I look forward to Krste's proposals . I have been surprised before!!
On 2020-05-16 2:07 a.m., Bill Huffman wrote:
It seems like the function of a cast instruction the same as storing to
memory (stride-1) with one SEW and loading back the same number of bytes
with another SEW. Is that a correct understanding?
On 5/15/20 11:55 AM, Krste Asanovic wrote:
Task Group: Vector Extension
Chair: Krste Asanovic
Co-Chair: Roger Espasa
Number of Attendees: ~20
Current issues on github:
# MLEN=1 change
The new layout of mask registers with fixed MLEN=1 was discussed. The
group was generally in favor of the change, though there is a proposal
in flight to rearrange bits to align with bytes. This might save some
wiring but could increase bits read/written for the mask in a
#434 SLEN=VLEN as optional extension
Most of the time was spent discussing the possible software
fragmentation from having code optimized for SLEN=LEN versus
SLEN<VLEN, and how to avoid. The group was keen to prevent possible
fragmentation, so is going to consider several options:
- providing cast instructions that are mandatory, so at least
SLEN<VLEN code runs correctly on SLEN=VLEN machines.

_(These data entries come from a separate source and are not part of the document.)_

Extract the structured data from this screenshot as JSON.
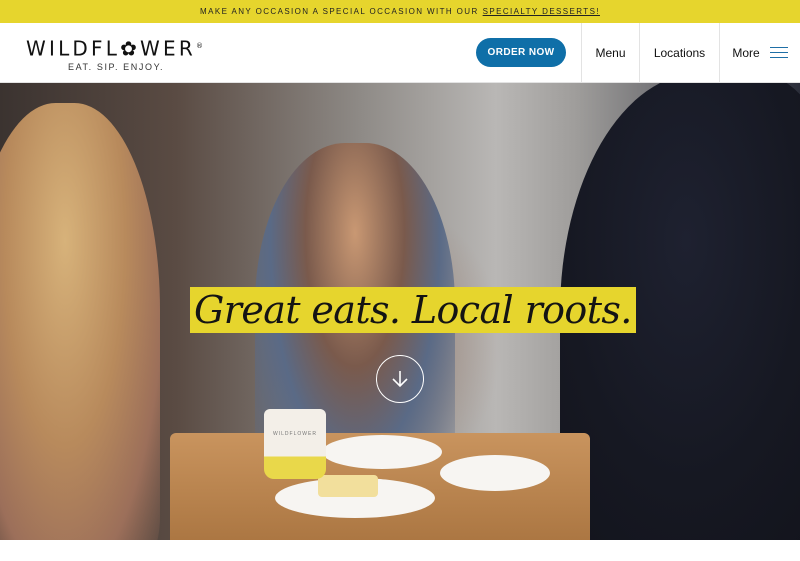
{
  "announcement": {
    "text": "MAKE ANY OCCASION A SPECIAL OCCASION WITH OUR",
    "link": "SPECIALTY DESSERTS!"
  },
  "brand": {
    "name": "WILDFL✿WER",
    "registered": "®",
    "tagline": "EAT. SIP. ENJOY."
  },
  "header": {
    "order_button": "ORDER NOW",
    "nav": {
      "menu": "Menu",
      "locations": "Locations",
      "more": "More"
    }
  },
  "hero": {
    "headline": "Great eats. Local roots.",
    "cup_text": "WILDFLOWER",
    "scroll_icon": "arrow-down-icon"
  },
  "colors": {
    "accent_yellow": "#e6d52d",
    "button_blue": "#0f6fa8",
    "hamburger_blue": "#1f6fa6"
  }
}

- consider a different data layout that could allow casting up to ELEN
(<=SLEN), however these appear to result in even greater variety of
layouts or dynamic layouts
- invent a microarchitecture that can appear as SLEN=VLEN but
internally restrict datapath communication within SLEN width of
datapath, or prove this is impossible/expensive
The group agreed to declare the current version of the spec as 0.9,
representing a clear stable step for software and implementors.